Le ministre Chen doit aussi composer avec des obstacles en apparence insurmontables. L'un des obstacles à la réforme de la santé est le système de permis de résidence (hukou), qui empêche les campagnards venus travailler en ville de bénéficier des soins de santé publics urbains. Or, durant une entrevue avec La Presse après sa conférence du CORIM, M. Chen a refusé à deux reprises de commenter la réforme des hukou.

L'expertise québécoise

À la mi-mai, une délégation d'experts de la santé publique de Shanghai sont venus visiter leurs vis-à-vis montréalais. C'était leur deuxième visite en six mois. Guy Gélineau, directeur général de la Société du quartier de la santé de Montréal, espère que cela mène à une exportation de l'expertise québécoise dans le domaine de la santé.
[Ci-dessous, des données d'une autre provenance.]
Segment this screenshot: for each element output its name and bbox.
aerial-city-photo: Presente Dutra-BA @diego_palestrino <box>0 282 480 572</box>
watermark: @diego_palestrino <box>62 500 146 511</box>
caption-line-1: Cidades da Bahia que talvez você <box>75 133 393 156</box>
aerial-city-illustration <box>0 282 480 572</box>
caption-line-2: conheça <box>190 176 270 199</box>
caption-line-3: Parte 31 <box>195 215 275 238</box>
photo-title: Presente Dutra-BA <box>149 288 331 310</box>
«Très tôt, quand Shanghai a été jumelé à Montréal, on a fait des démarches pour inscrire la santé publique dans la relation, explique M. Gélineau. On l'a mis au programme lors de la visite du maire il y a deux ans et on a convenu d'un protocole l'automne dernier, avec un échange de professeurs, de résidents, des projets de recherche communs. Notre direction de la santé publique a 500 à 600 médecins de toute nature, c'est une des plus importantes masses critiques en Occident. En mai, ils ont visité le laboratoire de santé publique sur la Transcanadienne pour s'en inspirer pour le laboratoire qu'ils veulent construire. On ne fabulera pas, ils ont 24 millions d'habitants et nous,1,5 million. Mais on a l'espoir de pouvoir les appuyer dans la construction d'hôpitaux et d'autres projets. Et qui sait, peut-être que les sociétés québécoises qui construisent les hôpitaux universitaires pourront en profiter.»

Chen Zhu et Montréal

Le ministre Chen est venu à Montréal grâce à Michel Chrétien, ancien directeur de l'Institut de recherches cliniques de Montréal. Le Dr Chrétien a connu M. Chen en 1979, alors qu'il était invité à Shanghai par ses parents, des endocrinologues. En 1995, quand il dirigeait l'IRCM, le Dr Chrétien a invité M. Chen pour trois mois comme professeur invité.

Lors de sa conférence à l'IRCM vendredi, le ministre Chen a expliqué ses travaux sur l'utilisation d'une plante chinoise et de l'arsenic pour traiter la leucémie, qu'il mène toujours à Shanghai avec sa femme. L'arsenic est utilisé par la médecine traditionnelle chinoise depuis deux millénaires.